Br. Jerome Quinto, SDB, marks his 5th year a Salesian of Don Bosco today. But before he became a Salesian, this piece he wrote 8 years ago brings us to where it all began.
I’ve always believed that I have a very long vocation story. The length of it is comparable to a volume of an encyclopedia. Once, I tried writing an outline of my vocation story and it took me a day just to finish less than a quarter of it. Thus, I consider writing my story an impossible feat and, mind you, the story’s getting longer and longer, day by day.
Let me then share to you a snippet of my vocation story – when it all began. ~
In his best short pants, best socks, best shirt, best cap, and best rubber shoes, young Jerome walked jubilantly with his barkada along Makaturing Street on their way to their first outbound gimmick.
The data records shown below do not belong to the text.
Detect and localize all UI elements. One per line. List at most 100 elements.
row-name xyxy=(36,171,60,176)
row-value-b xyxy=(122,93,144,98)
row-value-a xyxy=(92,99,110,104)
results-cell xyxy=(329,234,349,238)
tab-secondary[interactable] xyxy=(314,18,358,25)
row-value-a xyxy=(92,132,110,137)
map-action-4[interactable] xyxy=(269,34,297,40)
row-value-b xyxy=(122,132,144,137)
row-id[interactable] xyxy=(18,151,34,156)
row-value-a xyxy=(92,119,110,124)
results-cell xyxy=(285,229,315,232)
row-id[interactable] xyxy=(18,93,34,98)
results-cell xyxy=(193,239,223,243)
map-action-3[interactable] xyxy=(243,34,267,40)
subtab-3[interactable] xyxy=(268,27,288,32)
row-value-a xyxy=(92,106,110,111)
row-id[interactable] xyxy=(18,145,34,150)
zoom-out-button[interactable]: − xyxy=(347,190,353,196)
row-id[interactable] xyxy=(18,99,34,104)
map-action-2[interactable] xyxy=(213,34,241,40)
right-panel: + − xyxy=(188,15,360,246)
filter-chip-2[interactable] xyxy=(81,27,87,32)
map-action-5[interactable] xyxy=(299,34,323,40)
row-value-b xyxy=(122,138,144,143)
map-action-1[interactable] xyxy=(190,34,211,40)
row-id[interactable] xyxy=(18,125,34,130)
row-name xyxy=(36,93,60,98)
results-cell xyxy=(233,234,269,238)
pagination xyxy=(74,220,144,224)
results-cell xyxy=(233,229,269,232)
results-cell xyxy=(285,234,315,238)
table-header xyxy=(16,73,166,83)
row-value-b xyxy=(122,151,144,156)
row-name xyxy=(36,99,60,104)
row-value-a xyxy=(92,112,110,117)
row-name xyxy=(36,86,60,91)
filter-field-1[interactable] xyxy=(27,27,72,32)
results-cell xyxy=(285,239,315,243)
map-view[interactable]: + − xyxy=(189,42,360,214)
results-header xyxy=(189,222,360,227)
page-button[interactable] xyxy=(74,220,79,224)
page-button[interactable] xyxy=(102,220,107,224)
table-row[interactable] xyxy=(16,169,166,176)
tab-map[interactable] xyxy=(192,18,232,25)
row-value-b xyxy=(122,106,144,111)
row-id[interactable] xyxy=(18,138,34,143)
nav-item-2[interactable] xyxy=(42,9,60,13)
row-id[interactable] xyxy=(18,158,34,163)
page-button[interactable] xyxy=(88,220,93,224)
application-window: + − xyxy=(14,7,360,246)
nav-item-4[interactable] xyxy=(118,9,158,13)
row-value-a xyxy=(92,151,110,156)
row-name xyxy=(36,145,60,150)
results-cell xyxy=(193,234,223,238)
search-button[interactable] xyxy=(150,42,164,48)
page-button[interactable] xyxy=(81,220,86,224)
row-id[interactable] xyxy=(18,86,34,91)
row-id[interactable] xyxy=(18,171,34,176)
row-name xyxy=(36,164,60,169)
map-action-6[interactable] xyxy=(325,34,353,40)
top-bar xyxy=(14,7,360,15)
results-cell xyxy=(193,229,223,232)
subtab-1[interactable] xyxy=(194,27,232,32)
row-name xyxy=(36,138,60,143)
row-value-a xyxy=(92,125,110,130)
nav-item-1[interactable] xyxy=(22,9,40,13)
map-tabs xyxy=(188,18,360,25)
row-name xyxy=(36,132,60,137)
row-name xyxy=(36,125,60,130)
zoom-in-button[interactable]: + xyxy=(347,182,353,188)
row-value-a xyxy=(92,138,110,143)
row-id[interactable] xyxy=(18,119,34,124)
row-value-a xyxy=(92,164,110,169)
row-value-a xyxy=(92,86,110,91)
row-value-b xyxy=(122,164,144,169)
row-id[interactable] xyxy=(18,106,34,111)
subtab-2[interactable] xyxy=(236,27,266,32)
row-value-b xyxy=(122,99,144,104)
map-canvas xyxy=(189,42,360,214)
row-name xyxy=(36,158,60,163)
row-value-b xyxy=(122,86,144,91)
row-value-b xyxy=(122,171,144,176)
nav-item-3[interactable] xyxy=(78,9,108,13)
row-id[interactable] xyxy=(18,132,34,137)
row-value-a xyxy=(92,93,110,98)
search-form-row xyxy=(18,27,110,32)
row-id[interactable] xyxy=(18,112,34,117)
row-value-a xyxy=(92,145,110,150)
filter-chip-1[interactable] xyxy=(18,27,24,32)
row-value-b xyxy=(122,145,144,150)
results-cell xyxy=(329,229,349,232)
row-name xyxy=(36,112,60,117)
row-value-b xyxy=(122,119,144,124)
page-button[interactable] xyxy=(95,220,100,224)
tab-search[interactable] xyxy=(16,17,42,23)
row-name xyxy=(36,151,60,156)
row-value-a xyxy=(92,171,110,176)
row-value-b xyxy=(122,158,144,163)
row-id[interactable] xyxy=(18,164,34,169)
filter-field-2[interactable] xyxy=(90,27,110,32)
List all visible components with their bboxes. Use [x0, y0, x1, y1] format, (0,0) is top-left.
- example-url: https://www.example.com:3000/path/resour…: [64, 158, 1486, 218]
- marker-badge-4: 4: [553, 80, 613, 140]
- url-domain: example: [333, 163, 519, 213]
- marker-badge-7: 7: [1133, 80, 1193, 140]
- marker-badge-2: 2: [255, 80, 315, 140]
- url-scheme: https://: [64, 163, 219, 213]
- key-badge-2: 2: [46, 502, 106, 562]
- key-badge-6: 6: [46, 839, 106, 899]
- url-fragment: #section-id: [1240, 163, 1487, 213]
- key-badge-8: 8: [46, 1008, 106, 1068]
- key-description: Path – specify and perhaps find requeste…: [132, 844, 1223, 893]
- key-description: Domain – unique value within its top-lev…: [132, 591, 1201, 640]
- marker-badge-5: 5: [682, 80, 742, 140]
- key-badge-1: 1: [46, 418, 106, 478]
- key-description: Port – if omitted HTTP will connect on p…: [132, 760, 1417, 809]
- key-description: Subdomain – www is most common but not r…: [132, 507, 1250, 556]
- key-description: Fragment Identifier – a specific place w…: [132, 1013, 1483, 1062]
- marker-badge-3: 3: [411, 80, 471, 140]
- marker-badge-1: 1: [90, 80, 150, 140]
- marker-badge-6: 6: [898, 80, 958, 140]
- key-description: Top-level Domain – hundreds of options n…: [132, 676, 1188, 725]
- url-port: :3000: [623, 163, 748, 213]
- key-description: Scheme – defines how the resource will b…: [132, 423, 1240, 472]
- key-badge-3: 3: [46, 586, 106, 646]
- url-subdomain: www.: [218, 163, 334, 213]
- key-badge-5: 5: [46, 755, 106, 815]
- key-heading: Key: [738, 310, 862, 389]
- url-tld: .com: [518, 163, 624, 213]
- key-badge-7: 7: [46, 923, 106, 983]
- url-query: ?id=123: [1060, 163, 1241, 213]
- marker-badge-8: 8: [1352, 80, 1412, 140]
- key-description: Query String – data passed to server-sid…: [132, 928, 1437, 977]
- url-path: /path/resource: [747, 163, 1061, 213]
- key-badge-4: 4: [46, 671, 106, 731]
Kuya Jaymar grabbed his hand as they cross Dansalan and through the narrow alley that leads to San Roque Street, the street the goes around the factory-like building better known as San Roque Parish Church. Thirty minutes past three in the afternoon, his sense of time assured him that they weren’t late for the celebration.
Children of every shape and size were everywhere. The noise of toddler talk and ecstatic shrieks (due to the excitement brought about by a marathon-like competition of kids racing through the crowds and running around the vicinity) filled the gloomy and ill-lit hall of wooden ebony benches and dilapidated charcoal-grey ceiling.
Ding-ding-ding sounded the bell. Movements slowly halted. Hisses enveloped the wild shrieks and shouts. Noise ebbed as if in a snap. Ding-ding-cling, ding-ding-cling again the bell screamed but now accompanied by a choir singing in unison, in tune with the strumming and plucking of guitars, and to the beat of the maracas crashing and crackling in an upbeat tempo. Peace at hand.
Jerome smiled and closed his eyes allowing himself to be possessed by the harmony, by the joyful music that has begun to seep through his being. Then every thing fell silent.
Disturbed by the unprecedented silence, he opened his eyes… beheld a man clad in pristine white oversized-duster-like garment, atop the sanctuary, behind the large dinner table. His eyes were fixed upon the man, examining his face, his movement and the garment that wrapped him. Upon recognition of the man, Jerome smiled.
His eyes remained fixed on the man. Jerome listened intently to his every word and tried to mimic the man’s repeated phrase – though most of it was beyond his comprehension.
Jerome enjoyed the songs and was enthused by the actions that accompanied them. He looked at hisbarkada and smiled at them noticing how engaged they were in the celebration… but the fun has to end.
The man stepped down from the sanctuary. Children and people of age began congregating along the middle aisle, along the way of the man. Jerome, moving in the opposite direction with his barkada, glanced at him for the last time. He smiled.
Upon turning his head back on the direction he was walking, he saw two familiar smiles, smiling at him. He approached them and grabbed their hands and kissed them – his mama and papa. His barkada saw this at a distance and waved good-bye at him and his parents. While walking, his mama looked at him as if asking what has caught his attention the minute before they met. Jerome simply said, “Papa Jesus,” then threw a quick glance back at the church. His mother remarked in response, “ah, the priest, anak…”
When they reached home, Jerome, still overwhelmed by his recent experience, said, “Ma, I want to be a priest.” His mama and papa looked at him and smiled. His mother hugged him and kissed him on his cheek while his father rubbed Jerome’s head and gently pat his back.